Past Religious Intolerance in Europe and America
Within the Roman Empire, there were long periods of religious freedom and tolerance. As long as a person fulfilled their normal civic duties, they were free to worship as they wished. Within the empire, many religions flourished: the Greek and Roman Pagan religions, mystery religions, Christianity, Judaism, Mithraism, etc. Unfortunately, "civic duties" included periodically making a nominal sacrifice to the Pagan Gods at the Roman temple. One of the reasons for the heavy persecution of the Christians was that many refused to perform this duty.
After the establishment of Christianity as the main religious force in Europe, this period of relative tolerance ended. Persecution of minority faiths was still common:
The European conquest of North America resulted in the deaths of tens of millions of Natives by conquest or disease, and the forced religious conversion of many of the survivors. It is only in recent years that a few Christian churches have begun to realize the enormity of the crimes perpetrated against Natives, and have made formal apologizes. It is also only recently that Native spirituality has become widely appreciated and valued by non-natives.

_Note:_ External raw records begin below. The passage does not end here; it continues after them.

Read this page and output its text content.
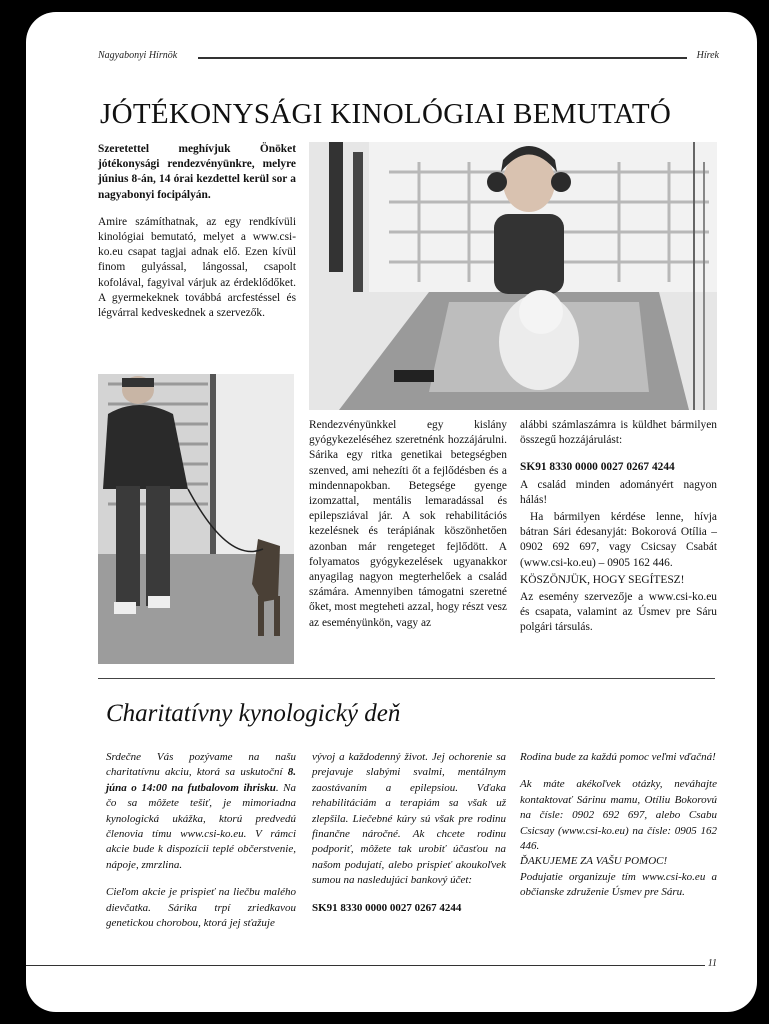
Nagyabonyi Hírnök	Hírek
JÓTÉKONYSÁGI KINOLÓGIAI BEMUTATÓ

Szeretettel meghívjuk Önöket jótékonysági rendezvényünkre, melyre június 8-án, 14 órai kezdettel kerül sor a nagyabonyi focipályán.

Amire számíthatnak, az egy rendkívüli kinológiai bemutató, melyet a www.csi-ko.eu csapat tagjai adnak elő. Ezen kívül finom gulyással, lángossal, csapolt kofolával, fagyival várjuk az érdeklődőket. A gyermekeknek továbbá arcfestéssel és légvárral kedveskednek a szervezők.

Rendezvényünkkel egy kislány gyógykezeléséhez szeretnénk hozzájárulni. Sárika egy ritka genetikai betegségben szenved, ami nehezíti őt a fejlődésben és a mindennapokban. Betegsége gyenge izomzattal, mentális lemaradással és epilepsziával jár. A sok rehabilitációs kezelésnek és terápiának köszönhetően azonban már rengeteget fejlődött. A folyamatos gyógykezelések ugyanakkor anyagilag nagyon megterhelőek a család számára. Amennyiben támogatni szeretné őket, most megteheti azzal, hogy részt vesz az eseményünkön, vagy az

alábbi számlaszámra is küldhet bármilyen összegű hozzájárulást:

SK91 8330 0000 0027 0267 4244

A család minden adományért nagyon hálás!

Ha bármilyen kérdése lenne, hívja bátran Sári édesanyját: Bokorová Otília – 0902 692 697, vagy Csicsay Csabát (www.csi-ko.eu) – 0905 162 446.

KÖSZÖNJÜK, HOGY SEGÍTESZ!

Az esemény szervezője a www.csi-ko.eu és csapata, valamint az Úsmev pre Sáru polgári társulás.

Charitatívny kynologický deň

Srdečne Vás pozývame na našu charitatívnu akciu, ktorá sa uskutoční 8. júna o 14:00 na futbalovom ihrisku. Na čo sa môžete tešiť, je mimoriadna kynologická ukážka, ktorú predvedú členovia tímu www.csi-ko.eu. V rámci akcie bude k dispozícii teplé občerstvenie, nápoje, zmrzlina.

Cieľom akcie je prispieť na liečbu malého dievčatka. Sárika trpí zriedkavou genetickou chorobou, ktorá jej sťažuje

vývoj a každodenný život. Jej ochorenie sa prejavuje slabými svalmi, mentálnym zaostávaním a epilepsiou. Vďaka rehabilitáciám a terapiám sa však už zlepšila. Liečebné kúry sú však pre rodinu finančne náročné. Ak chcete rodinu podporiť, môžete tak urobiť účasťou na našom podujatí, alebo prispieť akoukoľvek sumou na nasledujúci bankový účet:

SK91 8330 0000 0027 0267 4244

Rodina bude za každú pomoc veľmi vďačná!

Ak máte akékoľvek otázky, neváhajte kontaktovať Sárinu mamu, Otíliu Bokorovú na čísle: 0902 692 697, alebo Csabu Csicsay (www.csi-ko.eu) na čísle: 0905 162 446.

ĎAKUJEME ZA VAŠU POMOC!

Podujatie organizuje tím www.csi-ko.eu a občianske združenie Úsmev pre Sáru.

11
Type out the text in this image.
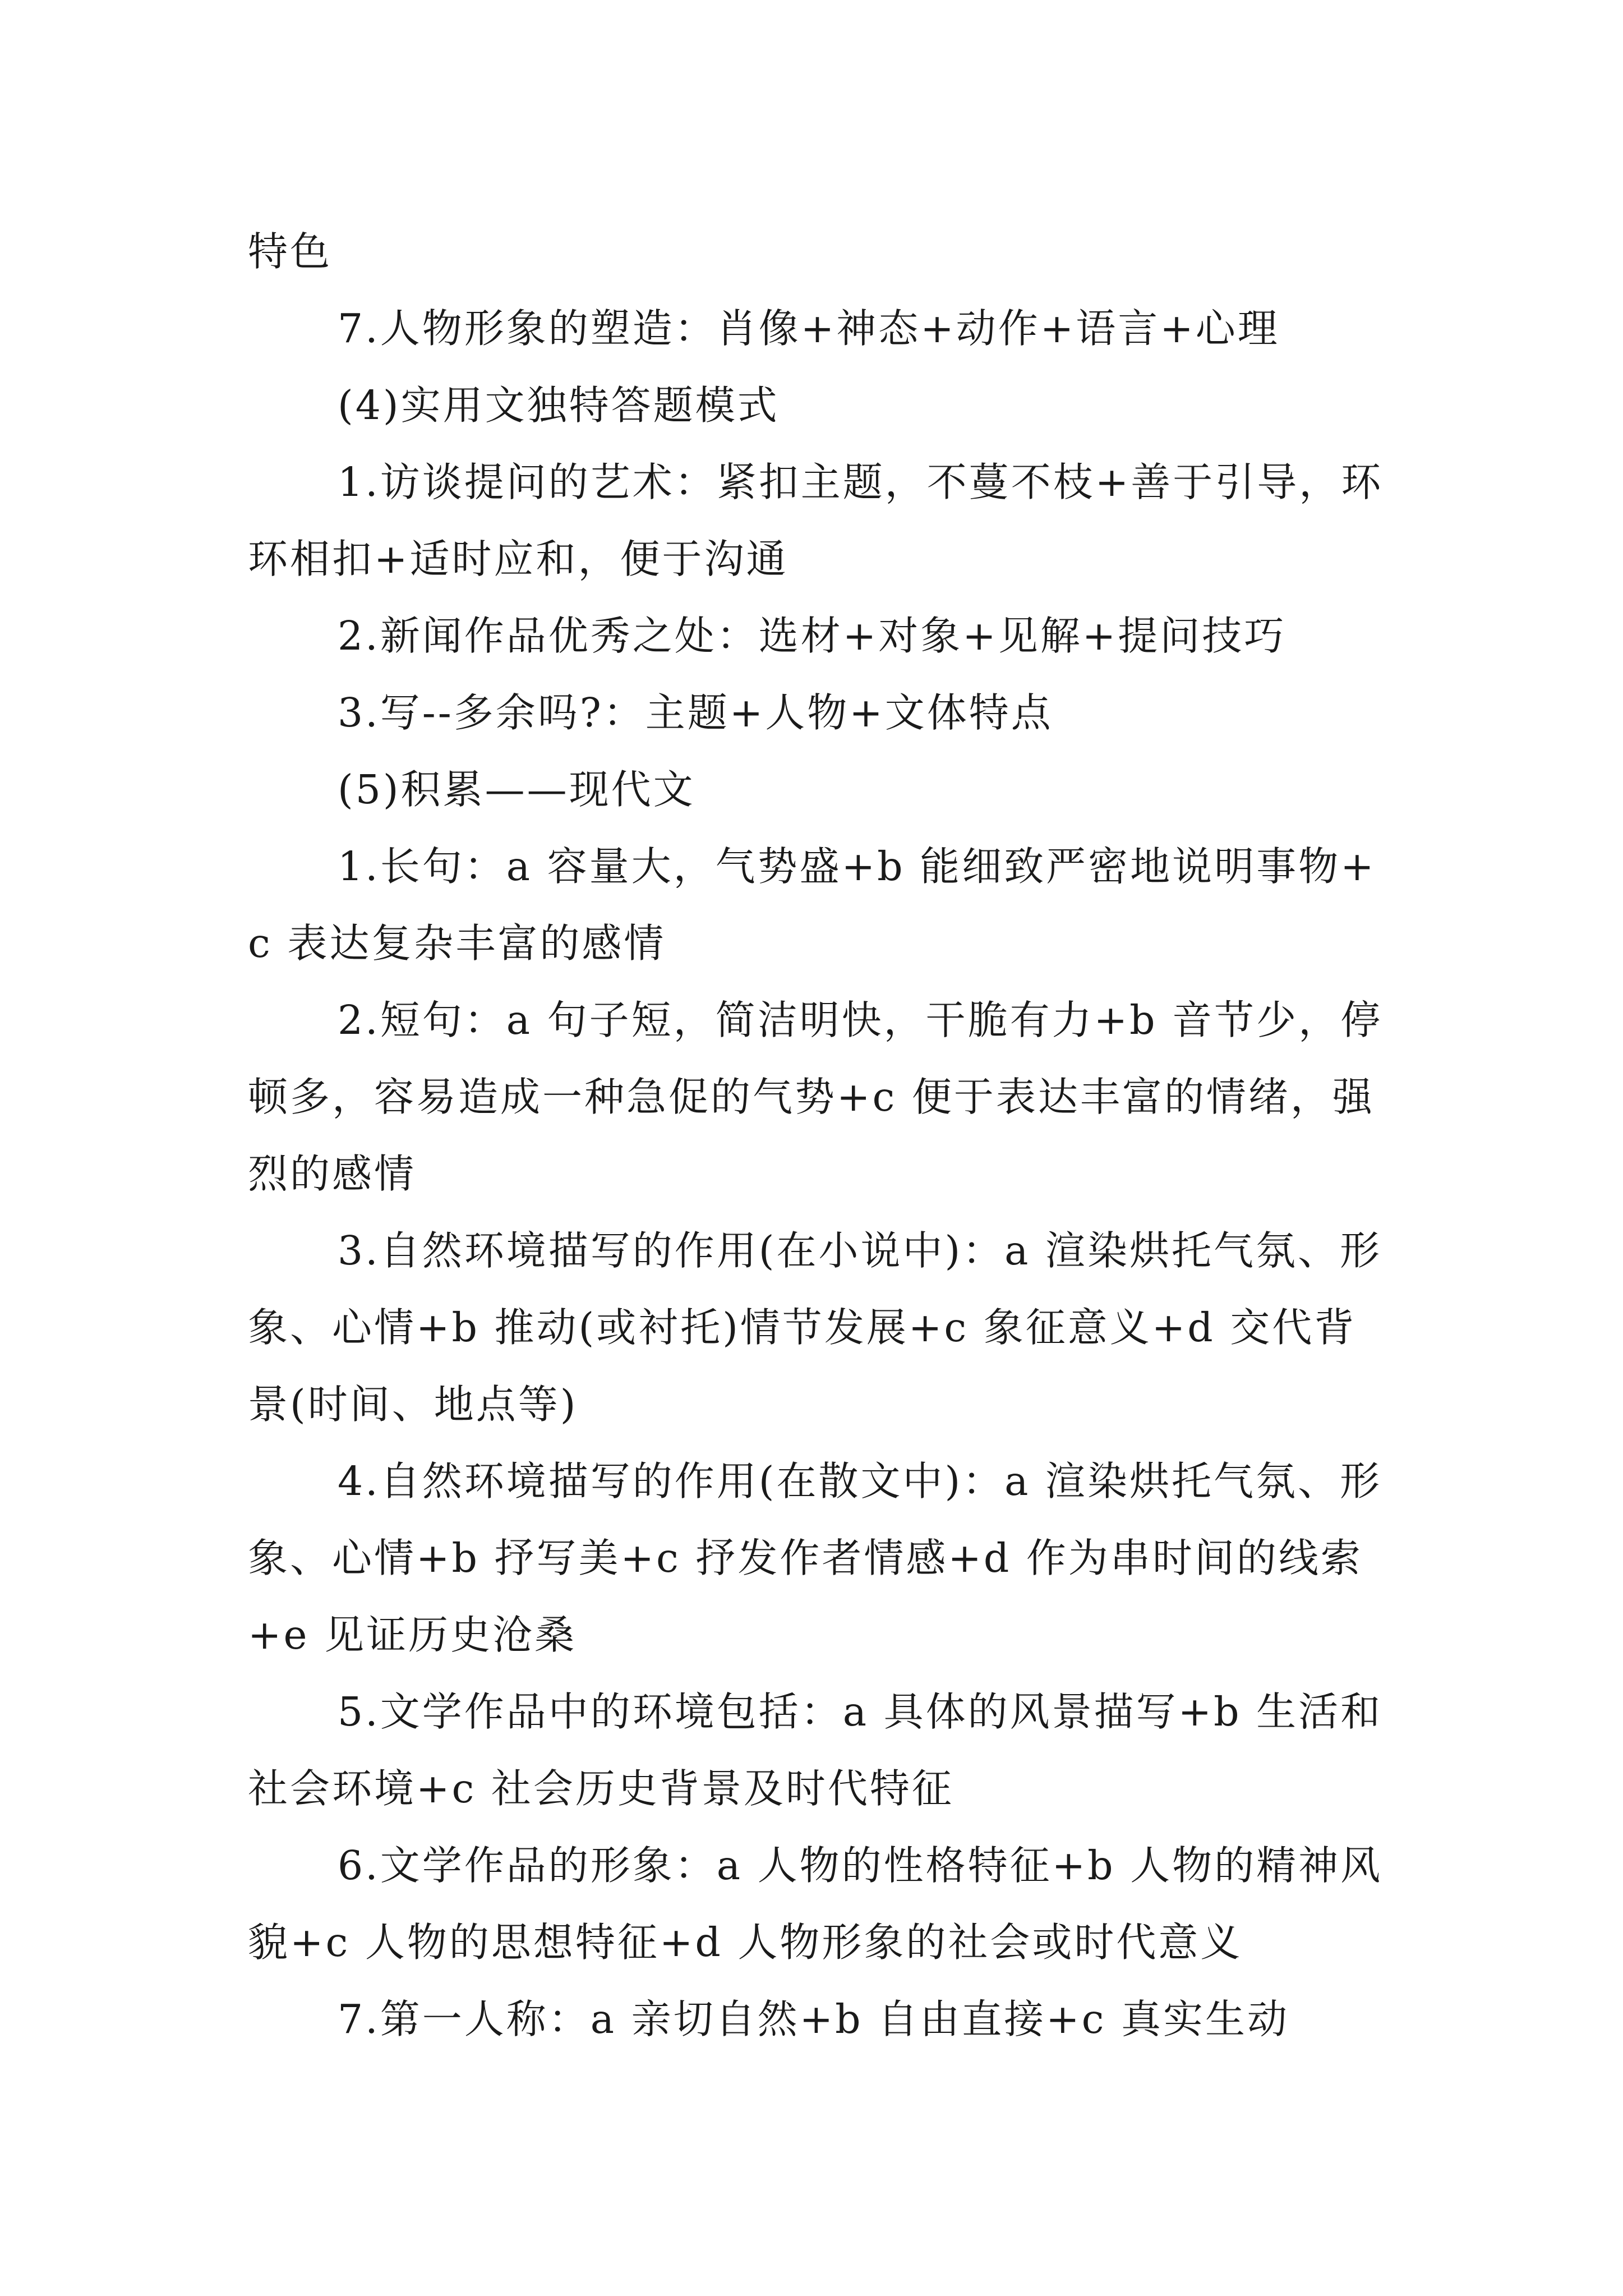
特色

7.人物形象的塑造：肖像+神态+动作+语言+心理

(4)实用文独特答题模式

1.访谈提问的艺术：紧扣主题，不蔓不枝+善于引导，环环相扣+适时应和，便于沟通

2.新闻作品优秀之处：选材+对象+见解+提问技巧

3.写--多余吗?：主题+人物+文体特点

(5)积累——现代文

1.长句：a 容量大，气势盛+b 能细致严密地说明事物+c 表达复杂丰富的感情

2.短句：a 句子短，简洁明快，干脆有力+b 音节少，停顿多，容易造成一种急促的气势+c 便于表达丰富的情绪，强烈的感情

3.自然环境描写的作用(在小说中)：a 渲染烘托气氛、形象、心情+b 推动(或衬托)情节发展+c 象征意义+d 交代背景(时间、地点等)

4.自然环境描写的作用(在散文中)：a 渲染烘托气氛、形象、心情+b 抒写美+c 抒发作者情感+d 作为串时间的线索+e 见证历史沧桑

5.文学作品中的环境包括：a 具体的风景描写+b 生活和社会环境+c 社会历史背景及时代特征

6.文学作品的形象：a 人物的性格特征+b 人物的精神风貌+c 人物的思想特征+d 人物形象的社会或时代意义

7.第一人称：a 亲切自然+b 自由直接+c 真实生动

- Jews were horribly persecuted. Initially, this was because all persons of the Jewish faith (past, present and future) were regarded as equally responsible for the execution of Jesus Christ. In reality, the crucifixion appears to have been a routine execution by the Roman occupying forces. Yet the descendants of 1st Century CE Romans, the Italians, were never blamed for Jesus' unjust execution. Only the Jews were.
During the Middle Ages, Jews became a handy scapegoat during the plagues. Often at the instigation of the Christian Church, Jewish communities were invaded and many individuals massacred. The logical end-result of centuries of anti-Semitism occurred during the Holocaust when the Nazi's exterminated about 6 million Jews.
- Break-away Christian movements were viciously exterminated by the Christian Church. These included the Cathars, Knights Templar and Huguenots.
- Followers of the Old Religion were ruthlessly hunted down by the Church. These were followers of the religion of the ancient Celtic people (which Christianity had replaced). A few hundred thousand Witches, other heretics, and innocent people were arrested, tortured, and burned at the stake over the period circa 1450 to 1792 in Europe. After the Reformation, the Protestants preferred to hang Witches.